Wednesday, November 6, 2019

Quote: "You (sic) church is a cesspool of liberal crap. Come and get our guns m***** f*****!!! Talk is cheap bitch. Bring it on."


Hey, NRA: Objects in your rearview mirror are closer than you think.

Outside of war zones, the United States is the most dangerous place on the planet for gun violence. Photographs of dead children will eventually prove too much. Even NRA-beholden pols will line up to pass strong gun control bills.

Like most Wyomingites, I don’t think confiscation is the correct path. However, the NRA will, one day soon, wish they had agreed to less onerous gun safety laws when they had the chance. Even those who blasphemously believe their “right” to bear arms is “God given” will find that god has abandoned them.

Until now, no one was coming after your guns. That didn’t stop the NRA and its wholly-owned subsidiary, the Republican Party, from saying so. They’ve warned you someone wants to take your guns when that wasn’t true. Some bought it as hundreds of people died from gun violence. Will there never be a reckoning? Do you think the American people will allow this to continue into eternity?

The truth is no one wanted to take any of your guns until now. Now, a back-bench Democratic Party presidential candidate openly warns, “Hell, yes, we're going to take your AR-15 and your AK-47. Get it? Hell yes.” Beto O’Rourke is not out in left field on this. A recent NPR/PBS News Hour/Marist poll shows Americans evenly divided on his proposal. 
Actually, it’s a mandatory buy-out, not confiscation and 45% back the idea, including 55 percent of women voters. The day may be upon us when politicians find more support delivering gun-law-reform messages than the old “they’re coming to take your guns” tripe.
Gunowners have no one to blame but the NRA. At every step, they block rational gun safety laws, insisting that people who are seriously mentally ill, convicted of domestic violence, or on the terrorist “no-fly” list be allowed to buy guns.
They carry weapons on the campus of the University of Wyoming in violation of the school’s rational rules, enacted because of legitimate safety concerns. Their badge of honor is “open carry,” flaunting AR-15’s and other weapons, regardless of how frightened those around them are in an environment where telling a “good guy” from a “bad guy” is challenging.
They force their schemes to arm school teachers on nervous students and parents as an alternative to rational gun safety measures. They make political threats against politicians who give any sign of supporting measures that have the backing of huge majorities of voters.
The director of the Marist Institute for Public Opinion says it well, “You’d be hard pressed to find something where the gap between public opinion and legislative action is wider.” His polling data show how huge that gap is and, as he says, “the congressional crowd is very much out of step with where public opinion is on this.”
According to the Pew Research Center, the share of Americans saying gun laws should be stricter increased from 52% in 2017 to 60% this year.
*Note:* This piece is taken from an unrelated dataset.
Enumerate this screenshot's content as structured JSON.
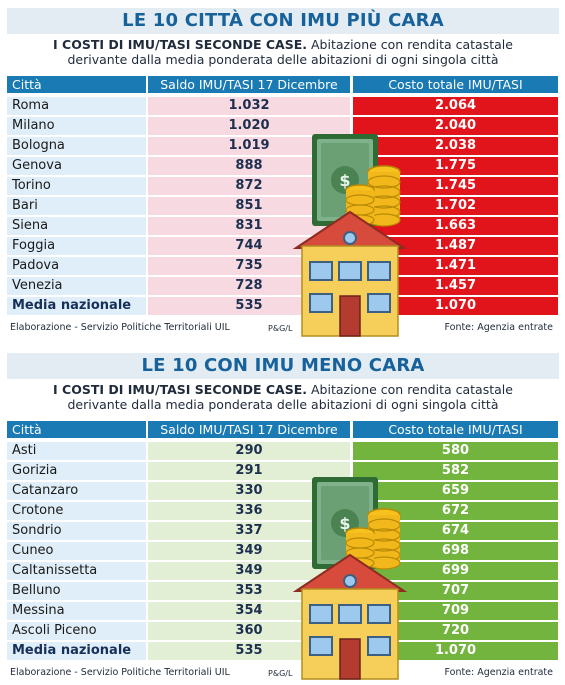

What’s more, there are several proposals on which Republicans and Democrats agree. Around nine-in-ten Republicans and Republican-leaning independents and Democrats and Democratic-leaning independents favor preventing people with mental illnesses from buying guns.

And large majorities of both Democrats (93%) and Republicans (82%) favor background checks for private gun sales and sales at gun shows, 72% of women want assault weapons banned, as do 57% of all voters. More than 60% favor red-flag laws, and 57% want gun owners to be licensed.

In 2008, activist Supreme Court Justice Antonin Scalia wrote in District of Columbia v. Heller that while the 2nd Amendment protects guns in “common usage” from bans, it does not protect “dangerous and unusual weapons.” Nor does it inoculate guns from other rational regulation.
The dam is leaking. The NRA has only so many fingers to stop the leaks. The time is coming, and soon, when they will rue the day they uncompromisingly created barriers to anything and everything supported by large majorities of voters.